Hint: In this question we have to convert the given Cartesian coordinates to the polar coordinates. We will convert the Cartesian coordinates $\left( x,y \right)$ to polar coordinates $\left( r,\theta \right)$ of a point using the following relation
$r=\sqrt{{{x}^{2}}+{{y}^{2}}}$
$\theta =atan2\left( y,x \right)$

Complete step-by-step answer:
We have been given a Cartesian coordinates $\left( -4,3 \right)$.
We have to convert the given Cartesian coordinates to polar coordinates.
In order to convert first of all we will find $r$ as the distance between origin and the Cartesian point as $r=\sqrt{{{x}^{2}}+{{y}^{2}}}$ where $\left( x,y \right)$ are Cartesian coordinates and $\theta $ is the angle the ray joining the origin and the point makes with positive x-axis.
$\theta =atan2\left( y,x \right)$
Here the function $atan2\left( y,x \right)$ called 2-argument inverse tangent and is defined as
$\theta =\left\{ \begin{align}
  & {{\tan }^{-1}}\left( \dfrac{y}{x} \right)\text{ if }x>0 \\
 & {{\tan }^{-1}}\left( \dfrac{y}{x} \right)\text{+}\pi \text{ if }x<0\text{ and y}\ge 0 \\
 & {{\tan }^{-1}}\left( \dfrac{y}{x} \right)-\pi \text{ if }x<0\text{ and y}<0 \\
 & \dfrac{\pi }{2}\text{ if }x=0\text{ and y}>0 \\
 & -\dfrac{\pi }{2}\text{ if }x=0\text{ and y}>0 \\
 & undefined\text{ if }x=0\text{ and y=}0 \\
\end{align} \right\}$
We have given the Cartesian coordinates $\left( x,y \right)=\left( -4,3 \right)$.

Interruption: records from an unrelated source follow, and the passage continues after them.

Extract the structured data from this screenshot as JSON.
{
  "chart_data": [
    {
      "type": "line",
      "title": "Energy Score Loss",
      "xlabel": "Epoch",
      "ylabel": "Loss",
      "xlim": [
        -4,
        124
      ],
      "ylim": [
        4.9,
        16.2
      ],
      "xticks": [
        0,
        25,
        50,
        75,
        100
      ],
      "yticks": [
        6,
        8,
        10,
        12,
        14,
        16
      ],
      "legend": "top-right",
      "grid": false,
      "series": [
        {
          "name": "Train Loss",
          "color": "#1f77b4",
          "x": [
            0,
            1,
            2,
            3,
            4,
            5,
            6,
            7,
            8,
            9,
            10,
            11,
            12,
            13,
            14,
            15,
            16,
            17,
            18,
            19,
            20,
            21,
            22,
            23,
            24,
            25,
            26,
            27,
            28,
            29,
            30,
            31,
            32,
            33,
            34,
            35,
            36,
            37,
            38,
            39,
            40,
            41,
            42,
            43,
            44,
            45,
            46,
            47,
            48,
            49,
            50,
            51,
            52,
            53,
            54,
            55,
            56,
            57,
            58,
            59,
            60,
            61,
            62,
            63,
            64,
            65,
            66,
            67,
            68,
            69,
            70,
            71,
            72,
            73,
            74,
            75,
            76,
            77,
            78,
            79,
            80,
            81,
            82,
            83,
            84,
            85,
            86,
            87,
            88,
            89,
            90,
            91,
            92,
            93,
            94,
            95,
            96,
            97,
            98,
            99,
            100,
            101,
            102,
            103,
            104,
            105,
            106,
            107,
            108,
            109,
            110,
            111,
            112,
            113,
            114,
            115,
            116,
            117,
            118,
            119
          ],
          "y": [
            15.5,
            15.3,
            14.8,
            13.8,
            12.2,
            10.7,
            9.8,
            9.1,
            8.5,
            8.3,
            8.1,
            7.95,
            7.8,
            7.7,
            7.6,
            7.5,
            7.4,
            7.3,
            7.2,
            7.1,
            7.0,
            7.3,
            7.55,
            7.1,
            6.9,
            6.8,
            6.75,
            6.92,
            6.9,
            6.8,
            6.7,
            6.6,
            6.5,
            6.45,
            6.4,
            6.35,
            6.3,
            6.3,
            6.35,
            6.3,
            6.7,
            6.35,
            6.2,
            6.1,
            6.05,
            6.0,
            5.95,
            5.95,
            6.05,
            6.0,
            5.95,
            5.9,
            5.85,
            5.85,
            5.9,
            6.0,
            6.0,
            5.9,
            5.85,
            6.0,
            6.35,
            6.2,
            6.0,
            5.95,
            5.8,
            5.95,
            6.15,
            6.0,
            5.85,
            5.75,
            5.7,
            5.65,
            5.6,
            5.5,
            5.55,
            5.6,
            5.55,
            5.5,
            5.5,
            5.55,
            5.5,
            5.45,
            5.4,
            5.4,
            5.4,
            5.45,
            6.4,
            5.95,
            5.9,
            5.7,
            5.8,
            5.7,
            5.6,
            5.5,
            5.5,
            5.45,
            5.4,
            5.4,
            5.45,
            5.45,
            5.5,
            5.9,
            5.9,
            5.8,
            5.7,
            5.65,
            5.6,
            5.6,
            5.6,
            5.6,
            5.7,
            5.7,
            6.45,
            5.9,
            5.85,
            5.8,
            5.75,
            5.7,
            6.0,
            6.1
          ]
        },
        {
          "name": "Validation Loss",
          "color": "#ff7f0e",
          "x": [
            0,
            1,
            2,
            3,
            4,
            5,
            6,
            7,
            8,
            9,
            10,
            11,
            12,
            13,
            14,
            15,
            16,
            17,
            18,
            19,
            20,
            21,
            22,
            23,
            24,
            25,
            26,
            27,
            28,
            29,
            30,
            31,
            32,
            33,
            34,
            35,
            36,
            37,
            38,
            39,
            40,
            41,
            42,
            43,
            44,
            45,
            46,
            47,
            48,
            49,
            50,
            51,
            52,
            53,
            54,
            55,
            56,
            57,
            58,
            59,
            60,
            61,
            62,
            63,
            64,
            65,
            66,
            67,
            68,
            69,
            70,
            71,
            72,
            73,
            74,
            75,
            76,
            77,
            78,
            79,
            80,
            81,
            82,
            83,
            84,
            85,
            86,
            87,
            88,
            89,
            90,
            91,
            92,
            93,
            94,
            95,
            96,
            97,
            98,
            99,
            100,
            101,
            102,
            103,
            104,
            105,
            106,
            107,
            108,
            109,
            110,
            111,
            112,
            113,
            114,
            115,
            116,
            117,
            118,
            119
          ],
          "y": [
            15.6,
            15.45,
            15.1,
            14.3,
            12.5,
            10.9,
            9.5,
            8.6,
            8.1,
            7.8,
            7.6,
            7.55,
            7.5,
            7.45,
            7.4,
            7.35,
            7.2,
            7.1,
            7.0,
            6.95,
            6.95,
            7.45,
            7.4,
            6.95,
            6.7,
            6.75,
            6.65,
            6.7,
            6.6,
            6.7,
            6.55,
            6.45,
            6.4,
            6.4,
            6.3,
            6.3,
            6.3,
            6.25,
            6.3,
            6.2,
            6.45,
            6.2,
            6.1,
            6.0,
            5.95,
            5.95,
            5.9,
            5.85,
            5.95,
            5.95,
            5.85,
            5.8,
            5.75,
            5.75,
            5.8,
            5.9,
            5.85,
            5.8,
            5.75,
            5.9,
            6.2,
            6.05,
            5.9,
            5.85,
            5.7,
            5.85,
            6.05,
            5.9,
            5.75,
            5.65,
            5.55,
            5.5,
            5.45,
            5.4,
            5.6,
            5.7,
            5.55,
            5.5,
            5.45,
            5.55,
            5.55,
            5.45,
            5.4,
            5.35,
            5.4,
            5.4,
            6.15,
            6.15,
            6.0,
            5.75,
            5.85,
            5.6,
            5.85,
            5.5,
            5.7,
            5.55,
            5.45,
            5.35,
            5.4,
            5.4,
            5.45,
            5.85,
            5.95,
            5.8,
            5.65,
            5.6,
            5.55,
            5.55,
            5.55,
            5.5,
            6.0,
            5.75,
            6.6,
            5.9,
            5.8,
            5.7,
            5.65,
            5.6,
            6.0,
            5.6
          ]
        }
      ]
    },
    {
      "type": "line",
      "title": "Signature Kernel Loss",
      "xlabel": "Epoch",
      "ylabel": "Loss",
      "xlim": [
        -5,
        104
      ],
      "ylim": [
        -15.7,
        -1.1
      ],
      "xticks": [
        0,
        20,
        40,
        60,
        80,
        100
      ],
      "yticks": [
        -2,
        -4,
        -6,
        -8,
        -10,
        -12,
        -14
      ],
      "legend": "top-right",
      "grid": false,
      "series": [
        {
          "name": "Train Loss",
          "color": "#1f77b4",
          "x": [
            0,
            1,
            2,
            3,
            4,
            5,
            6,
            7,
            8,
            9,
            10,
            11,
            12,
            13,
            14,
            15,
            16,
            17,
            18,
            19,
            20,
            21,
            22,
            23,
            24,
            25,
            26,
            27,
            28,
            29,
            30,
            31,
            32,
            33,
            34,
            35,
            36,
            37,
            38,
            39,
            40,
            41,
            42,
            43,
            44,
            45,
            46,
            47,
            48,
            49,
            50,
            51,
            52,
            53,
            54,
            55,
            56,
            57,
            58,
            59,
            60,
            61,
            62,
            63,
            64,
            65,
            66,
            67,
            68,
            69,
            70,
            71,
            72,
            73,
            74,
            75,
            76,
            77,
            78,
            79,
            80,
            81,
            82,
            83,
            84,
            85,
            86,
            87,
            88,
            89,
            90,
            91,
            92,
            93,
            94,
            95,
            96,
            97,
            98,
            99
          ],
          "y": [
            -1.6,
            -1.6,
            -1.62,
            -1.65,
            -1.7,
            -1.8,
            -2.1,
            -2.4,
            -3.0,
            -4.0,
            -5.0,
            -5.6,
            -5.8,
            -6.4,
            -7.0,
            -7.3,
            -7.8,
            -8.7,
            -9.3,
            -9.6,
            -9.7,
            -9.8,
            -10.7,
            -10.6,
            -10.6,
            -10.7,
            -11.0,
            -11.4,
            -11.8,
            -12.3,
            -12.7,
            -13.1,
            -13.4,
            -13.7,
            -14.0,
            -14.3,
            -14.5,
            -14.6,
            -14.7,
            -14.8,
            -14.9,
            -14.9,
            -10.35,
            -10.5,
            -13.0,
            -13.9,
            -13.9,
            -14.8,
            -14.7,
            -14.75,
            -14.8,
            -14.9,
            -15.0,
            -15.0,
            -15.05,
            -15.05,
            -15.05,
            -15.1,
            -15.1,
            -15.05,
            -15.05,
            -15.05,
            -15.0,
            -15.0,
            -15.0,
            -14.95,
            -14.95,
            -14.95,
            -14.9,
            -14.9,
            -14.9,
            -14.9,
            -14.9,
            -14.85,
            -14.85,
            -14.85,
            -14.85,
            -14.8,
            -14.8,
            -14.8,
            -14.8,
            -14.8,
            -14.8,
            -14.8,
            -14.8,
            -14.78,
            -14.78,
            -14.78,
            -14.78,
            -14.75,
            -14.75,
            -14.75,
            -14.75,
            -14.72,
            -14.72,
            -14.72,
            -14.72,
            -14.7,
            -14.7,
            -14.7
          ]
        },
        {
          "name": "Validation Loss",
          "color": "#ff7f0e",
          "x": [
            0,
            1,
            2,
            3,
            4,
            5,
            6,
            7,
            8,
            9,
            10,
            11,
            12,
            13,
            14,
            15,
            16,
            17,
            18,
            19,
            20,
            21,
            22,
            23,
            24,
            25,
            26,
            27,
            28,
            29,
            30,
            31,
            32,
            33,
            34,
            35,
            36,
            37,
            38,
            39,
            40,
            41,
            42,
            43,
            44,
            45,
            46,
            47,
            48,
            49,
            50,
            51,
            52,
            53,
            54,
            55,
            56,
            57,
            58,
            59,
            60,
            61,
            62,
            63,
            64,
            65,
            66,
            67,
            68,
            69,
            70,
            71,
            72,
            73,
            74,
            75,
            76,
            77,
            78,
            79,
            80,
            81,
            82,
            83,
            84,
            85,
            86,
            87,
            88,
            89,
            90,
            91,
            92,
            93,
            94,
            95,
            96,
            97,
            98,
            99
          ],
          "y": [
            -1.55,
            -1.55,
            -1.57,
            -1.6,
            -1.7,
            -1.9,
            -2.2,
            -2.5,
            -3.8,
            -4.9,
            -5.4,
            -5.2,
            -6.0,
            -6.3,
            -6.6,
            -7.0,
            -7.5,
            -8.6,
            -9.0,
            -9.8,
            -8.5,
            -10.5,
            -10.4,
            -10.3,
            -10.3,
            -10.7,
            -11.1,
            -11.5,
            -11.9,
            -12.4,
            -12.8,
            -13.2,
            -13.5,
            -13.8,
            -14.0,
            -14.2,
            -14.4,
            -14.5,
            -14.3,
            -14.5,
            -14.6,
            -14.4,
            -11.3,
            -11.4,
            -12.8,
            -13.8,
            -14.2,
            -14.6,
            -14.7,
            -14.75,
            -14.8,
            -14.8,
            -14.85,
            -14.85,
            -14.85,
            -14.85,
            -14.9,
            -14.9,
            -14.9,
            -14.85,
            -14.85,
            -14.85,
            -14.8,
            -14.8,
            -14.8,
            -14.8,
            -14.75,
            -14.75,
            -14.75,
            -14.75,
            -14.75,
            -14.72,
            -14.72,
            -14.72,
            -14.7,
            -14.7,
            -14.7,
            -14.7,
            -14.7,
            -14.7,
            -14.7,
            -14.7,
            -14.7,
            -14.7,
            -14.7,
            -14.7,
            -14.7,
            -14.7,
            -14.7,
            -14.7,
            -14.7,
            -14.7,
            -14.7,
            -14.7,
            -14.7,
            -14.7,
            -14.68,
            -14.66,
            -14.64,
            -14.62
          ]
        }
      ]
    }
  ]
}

Now, we can find the value of r by using the relation $r=\sqrt{{{x}^{2}}+{{y}^{2}}}$
Now, substituting the values we will get
$\Rightarrow r=\sqrt{{{\left( -4 \right)}^{2}}+{{\left( 3 \right)}^{2}}}$
Simplifying the above obtained equation we will get
$\begin{align}
  & \Rightarrow r=\sqrt{16+9} \\
 & \Rightarrow r=\sqrt{25} \\
 & \Rightarrow r=5 \\
\end{align}$
Now, we can find the value of $\theta $ as $\theta ={{\tan }^{-1}}\left( -\dfrac{3}{4} \right)$
Simplifying the above obtained equation we will get
$\begin{align}
  & \Rightarrow \theta =-{{\tan }^{-1}}\left( \dfrac{3}{4} \right) \\
 & \Rightarrow \theta =-36.86{}^\circ \\
\end{align}$
Now, adding $180{}^\circ $ to the obtained value we will get
$\begin{align}
  & \Rightarrow \theta =-36.86+180{}^\circ \\
 & \Rightarrow \theta =143.13{}^\circ \\
\end{align}$
So the polar coordinates are$\left( 5,143.13{}^\circ \right)$.
Hence we get the required polar coordinates as $\left( 5,143.13{}^\circ \right)$.

Note: Here in this question the angle we get is negative and the point lies in the second quadrant so we need to add $180{}^\circ $ to the obtained value of the angle. Also remember that the angle is always measured in degree.